Kita termasuk yang cenderung sependapat dengan analisis anggota KPU pada Pemilu 2004. Kerisauan serupa sering kita lontarkan, bahkan kita bandingkan dengan pengalaman berdemokrasi parlementer dalam tahun lima puluhan. Prosedural dalam karya nyata demokrasi berlaku tidak saja dalam pemilu, juga dalam kerja lembaga-lembaga perwakilan. Prosedur membuat undang-undang, prosedur menyusun anggaran belanja bersama pemerintah, prosedur orasi-orasi dalam sidang. Turun secara periodik di tengah rakyat dengan menghasilkan buah belum tampak. Juga sering dipertanyakan apa persepsi, pengertian, dan praktik yang diberikan kepada tugasnya sebagai wakil rakyat.

Sampai batas tertentu, pengalaman dan jangka waktu 10 tahun bisa merupakan alasan yang sah. Namun, jika melihat gejalanya yang tidak berkurang, justru biasa- biasa saja atau merosot, peringatan itu kita perlukan. Demokrasi prosedural berkembang penuh sebagai demokrasi konstitusional. Posisi dan fungsi wakil rakyat agar semakin bermakna setia kawan dengan kondisi rakyat yang diwakili serta bekerja keras untuk memperbaiki kondisi keterbelakangan, kemiskinan, dan keterpurukan itu. Acap kali tampak dan terkesan lebih kuat, orientasinya mendahulukan kepentingan sendiri. Penghasilan cenderung naik, sementara sidang pleno sampai hati dibiarkan kosong.

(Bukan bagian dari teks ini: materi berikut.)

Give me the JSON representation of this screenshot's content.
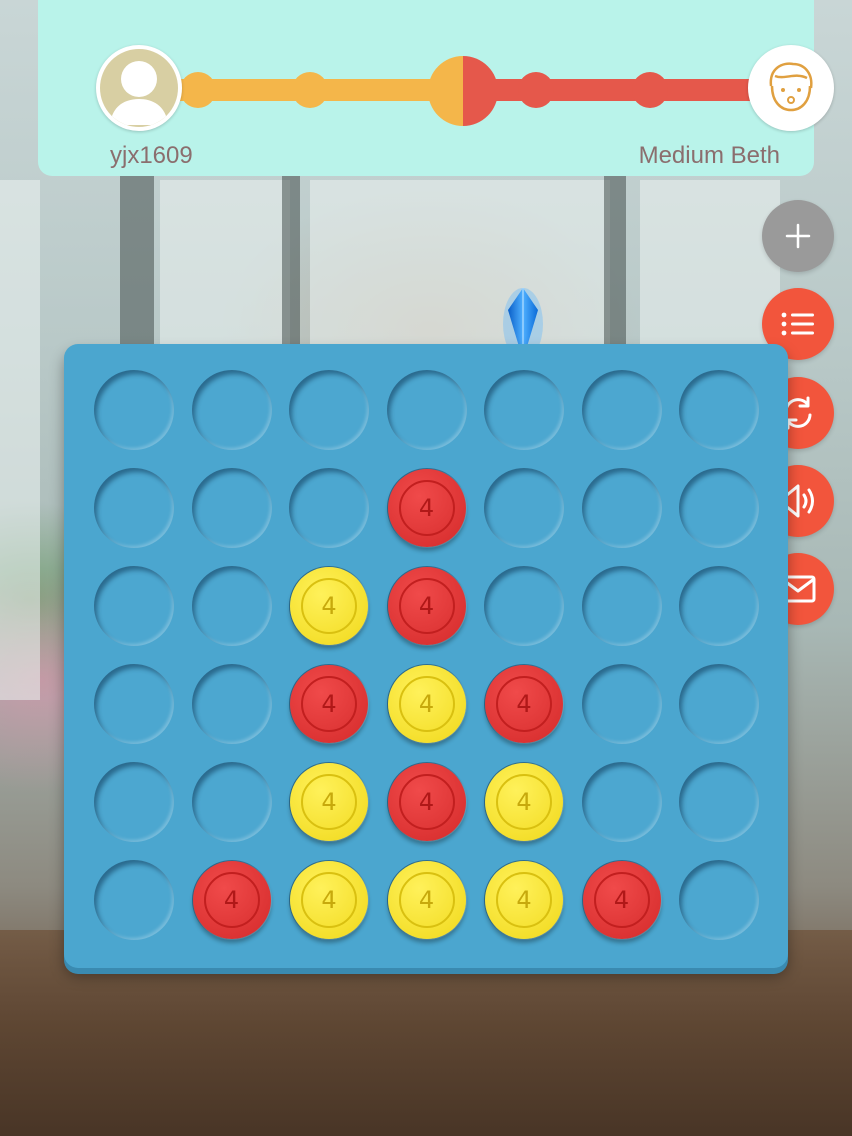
{
  "players": {
    "left": {
      "name": "yjx1609",
      "color": "#f4b64a"
    },
    "right": {
      "name": "Medium Beth",
      "color": "#e5584b"
    }
  },
  "side_buttons": [
    {
      "name": "add-button",
      "icon": "plus-icon",
      "color": "#9a9a9a"
    },
    {
      "name": "menu-button",
      "icon": "list-icon",
      "color": "#f2553c"
    },
    {
      "name": "restart-button",
      "icon": "refresh-icon",
      "color": "#f2553c"
    },
    {
      "name": "sound-button",
      "icon": "speaker-icon",
      "color": "#f2553c"
    },
    {
      "name": "message-button",
      "icon": "mail-icon",
      "color": "#f2553c"
    }
  ],
  "board": {
    "columns": 7,
    "rows": 6,
    "selected_column": 5,
    "disc_label": "4",
    "colors": {
      "board": "#4ba6cf",
      "red": "#e03535",
      "yellow": "#f5e030"
    },
    "cells": [
      [
        "",
        "",
        "",
        "",
        "",
        "",
        ""
      ],
      [
        "",
        "",
        "",
        "R",
        "",
        "",
        ""
      ],
      [
        "",
        "",
        "Y",
        "R",
        "",
        "",
        ""
      ],
      [
        "",
        "",
        "R",
        "Y",
        "R",
        "",
        ""
      ],
      [
        "",
        "",
        "Y",
        "R",
        "Y",
        "",
        ""
      ],
      [
        "",
        "R",
        "Y",
        "Y",
        "Y",
        "R",
        ""
      ]
    ]
  }
}
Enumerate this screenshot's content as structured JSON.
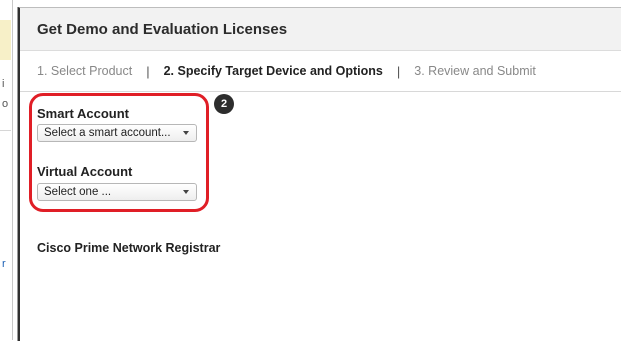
{
  "panel": {
    "title": "Get Demo and Evaluation Licenses"
  },
  "steps": [
    {
      "label": "1. Select Product",
      "state": "done"
    },
    {
      "label": "2. Specify Target Device and Options",
      "state": "active"
    },
    {
      "label": "3. Review and Submit",
      "state": "pending"
    }
  ],
  "separator": "|",
  "callout": {
    "number": "2",
    "color": "#e01e26"
  },
  "smart_account": {
    "label": "Smart Account",
    "selected": "Select a smart account..."
  },
  "virtual_account": {
    "label": "Virtual Account",
    "selected": "Select one ..."
  },
  "product": {
    "name": "Cisco Prime Network Registrar"
  },
  "left_fragments": [
    "i",
    "o",
    "r"
  ]
}
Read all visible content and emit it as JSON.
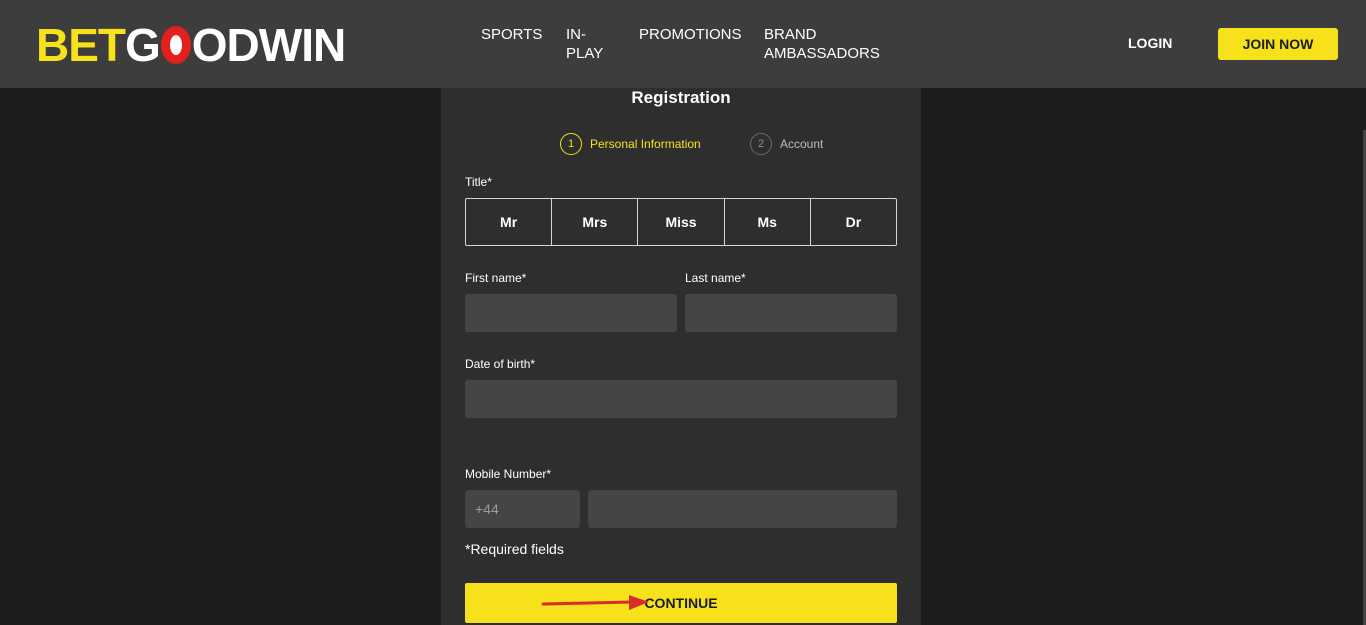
{
  "header": {
    "logo": {
      "part1": "BET",
      "part2_letter_g": "G",
      "part2_rest": "ODWIN"
    },
    "nav": [
      {
        "label": "SPORTS"
      },
      {
        "label": "IN-PLAY"
      },
      {
        "label": "PROMOTIONS"
      },
      {
        "label": "BRAND AMBASSADORS"
      }
    ],
    "login_label": "LOGIN",
    "join_label": "JOIN NOW"
  },
  "form": {
    "title": "Registration",
    "steps": [
      {
        "number": "1",
        "label": "Personal Information",
        "active": true
      },
      {
        "number": "2",
        "label": "Account",
        "active": false
      }
    ],
    "title_label": "Title*",
    "title_options": [
      "Mr",
      "Mrs",
      "Miss",
      "Ms",
      "Dr"
    ],
    "first_name_label": "First name*",
    "first_name_value": "",
    "last_name_label": "Last name*",
    "last_name_value": "",
    "dob_label": "Date of birth*",
    "dob_value": "",
    "mobile_label": "Mobile Number*",
    "mobile_prefix": "+44",
    "mobile_value": "",
    "required_note": "*Required fields",
    "continue_label": "CONTINUE"
  },
  "colors": {
    "accent": "#f7e11b",
    "header_bg": "#3d3d3d",
    "page_bg": "#1c1c1c",
    "panel_bg": "#2e2e2e",
    "field_bg": "#454545",
    "arrow": "#d32f2f",
    "logo_o": "#e3201b"
  }
}
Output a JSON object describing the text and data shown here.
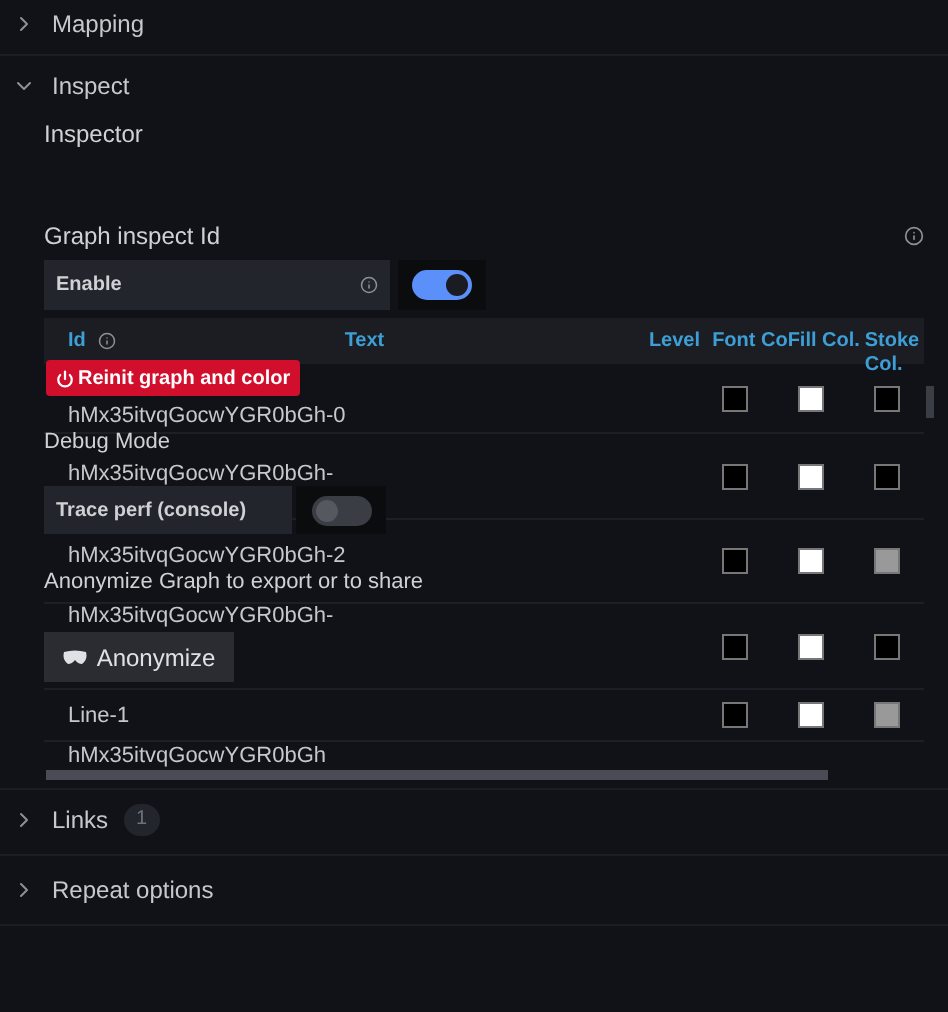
{
  "sections_top": [
    {
      "label": "Mapping",
      "expanded": false
    },
    {
      "label": "Inspect",
      "expanded": true
    }
  ],
  "inspector_title": "Inspector",
  "graph_inspect": {
    "label": "Graph inspect Id",
    "enable": {
      "label": "Enable",
      "on": true
    }
  },
  "table": {
    "columns": [
      "Id",
      "Text",
      "Level",
      "Font Co",
      "Fill Col.",
      "Stoke Col."
    ],
    "rows": [
      {
        "id": "hMx35itvqGocwYGR0bGh-0",
        "swatches": [
          {
            "color": "#000000"
          },
          {
            "color": "#ffffff"
          },
          {
            "color": "#000000"
          }
        ]
      },
      {
        "id": "hMx35itvqGocwYGR0bGh-",
        "swatches": [
          {
            "color": "#000000"
          },
          {
            "color": "#ffffff"
          },
          {
            "color": "#000000"
          }
        ]
      },
      {
        "id": "hMx35itvqGocwYGR0bGh-2",
        "swatches": [
          {
            "color": "#000000"
          },
          {
            "color": "#ffffff"
          },
          {
            "color": "#999999"
          }
        ]
      },
      {
        "id": "hMx35itvqGocwYGR0bGh-",
        "swatches": [
          {
            "color": "#000000"
          },
          {
            "color": "#ffffff"
          },
          {
            "color": "#000000"
          }
        ]
      },
      {
        "id": "Line-1",
        "swatches": [
          {
            "color": "#000000"
          },
          {
            "color": "#ffffff"
          },
          {
            "color": "#999999"
          }
        ]
      },
      {
        "id": "hMx35itvqGocwYGR0bGh"
      }
    ]
  },
  "reinit_button": "Reinit graph and color",
  "debug": {
    "label": "Debug Mode",
    "trace": {
      "label": "Trace perf (console)",
      "on": false
    }
  },
  "anonymize": {
    "label": "Anonymize Graph to export or to share",
    "button": "Anonymize"
  },
  "sections_bottom": [
    {
      "label": "Links",
      "badge": "1",
      "expanded": false
    },
    {
      "label": "Repeat options",
      "expanded": false
    }
  ]
}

Demokrasi bermakna substansial, kekuasaan berada di tangan rakyat, tetapi lewat pemilu kekuasaan itu didelegasikan atau diwakilkan kepada para anggota DPR dan DPRD serta yang mewakili partai duduk dalam eksekutif. Makna perwakilan bahkan berlaku bagi siapa pun yang dalam sistem dan perangkat itu memegang kekuasaan, legislatif maupun eksekutif. Kita pun ikut prihatin karena pengamatan kita juga sampai pada kesimpulan, kekuasaan dalam demokrasi belum diterjemahkan sebagai pengabdian dan pengorbanan. Kekuasaan masih kental berbudaya feodal. Reformasi harus dibuat lebih efektif. Demokrasi presidensial, masakan akan bertambah lagi dengan 74 partai baru.